Das Morden beginnt an diesem Abend noch vor seiner Zeit. "Was mache ich jetzt?", sagt Ahmed, die Hände am Lenkrad, während um uns herum Schüsse fallen. Er hat mit seinem Wagen die Hauptstraße erreicht. Die Demonstrationen haben noch nicht begonnen, links und rechts der Straße schlendern junge Männer zu den Moscheen. Jetzt suchen sie Deckung, hintern Gartenmauern, in Hauseingängen. Aus dem Wagen heraus sehen wir Hunderte Uniformierte, wie sie rennen, abwechselnd stehen bleiben, anlegen, schießen. Und abermals zu rennen beginnen. "Ruhig bleiben", sagt Ahmed zu sich. Er biegt in eine Seitenstraße ab, hofft, dass es dort sicherer ist. Erst vorgestern hat er das Auto aus der Werkstatt zurückbekommen. Kugeln hatten Kotflügel und die Türen der Rückbank durchschlagen. In den Seitenstraßen tasten sich andere Wagen voran, die Fahrer kurbeln die Scheiben herunter und geben einander Tipps, wie die Gefahr am besten umfahren.

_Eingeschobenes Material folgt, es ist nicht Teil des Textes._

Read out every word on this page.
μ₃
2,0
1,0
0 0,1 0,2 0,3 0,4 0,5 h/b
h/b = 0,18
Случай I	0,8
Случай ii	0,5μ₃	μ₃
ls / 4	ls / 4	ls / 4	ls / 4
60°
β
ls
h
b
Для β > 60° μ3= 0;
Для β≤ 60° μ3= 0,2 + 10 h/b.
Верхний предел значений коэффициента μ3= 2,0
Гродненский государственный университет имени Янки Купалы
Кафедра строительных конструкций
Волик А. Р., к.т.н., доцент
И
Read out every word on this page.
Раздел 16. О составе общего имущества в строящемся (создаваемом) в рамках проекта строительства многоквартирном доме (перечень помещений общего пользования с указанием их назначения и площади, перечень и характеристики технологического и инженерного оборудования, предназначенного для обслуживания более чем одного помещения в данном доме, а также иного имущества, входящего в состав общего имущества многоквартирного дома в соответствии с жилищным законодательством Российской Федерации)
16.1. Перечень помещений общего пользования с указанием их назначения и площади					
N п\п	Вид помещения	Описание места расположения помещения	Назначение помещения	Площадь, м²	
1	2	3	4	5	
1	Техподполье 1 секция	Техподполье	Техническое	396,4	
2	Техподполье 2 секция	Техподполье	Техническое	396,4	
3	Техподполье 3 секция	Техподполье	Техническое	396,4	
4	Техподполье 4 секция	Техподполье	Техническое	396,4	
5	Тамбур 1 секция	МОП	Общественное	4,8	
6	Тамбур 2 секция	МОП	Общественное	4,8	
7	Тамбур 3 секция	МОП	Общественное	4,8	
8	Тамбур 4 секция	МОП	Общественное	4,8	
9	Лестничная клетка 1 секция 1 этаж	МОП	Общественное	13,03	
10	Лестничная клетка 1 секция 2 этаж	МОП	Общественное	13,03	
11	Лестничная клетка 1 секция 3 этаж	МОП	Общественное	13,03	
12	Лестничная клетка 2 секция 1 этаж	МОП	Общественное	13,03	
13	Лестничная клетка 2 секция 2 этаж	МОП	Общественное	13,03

Faten ruft an. Mazen ist mitten in den Demonstrationen. Ahmed stöhnt. Kämpft gegen die Versuchung, die Nummer seines Sohnes zu wählen. Es könnte ihn im falschen Moment ablenken. Er biegt einmal nach rechts, dann noch einmal, denkt an eine Abkürzung und plötzlich stehen wir direkt hinter den Sicherheitskräften. Sechs ihrer Busse blockieren die dreispurige Fahrbahn. Eine rollende Kaserne. In Trauben steigen die Bewaffneten steigen ein und aus. Hinter dem Konvoi staut sich der Verkehr, davor wird geschossen. Ich höre schwerere Explosionen. Sporadisches Maschinengewehrfeuer. Die Busse stoppen für einige Minuten, dann rollen sie weiter. Beharrlich wie ein Pflug den Acker pflügt. Ahmed trippelt am Steuer mit den Fingern. Da zeigt ein Soldat im Heck eines Busses auf mich. Drei weitere tun das Gleiche. Der Konvoi erreicht zum Glück eine Kreuzung, Ahmed fährt ab.

Es werden an diesem Abend vier Menschen getötet und 40 verletzt. Mazen wird die Nacht über im Krankenhaus bleiben, um die Verwundeten zu bewachen. Die Jungen wollen jetzt die Waffen aus den Verstecken holen. Ein Krisenkomitee der syrischen Opposition reist kurzfristig aus der Hauptstadt Damaskus an. Sie reden 15 Stunden. Mit vielen Gruppen, in vielen Vierteln. Die Zeit sei noch nicht reif. Sie warnen, dass die Regimegegner militärisch zu schwach sind und das Regime noch zu stark. Die Befürworter eines friedlichen Widerstandes setzen sich am Ende durch - noch einmal.

Am nächsten Tag gehen in Homs wieder Tausende Menschen auf die Straßen, mit nichts in den Händen als ihren Mobiltelefonen.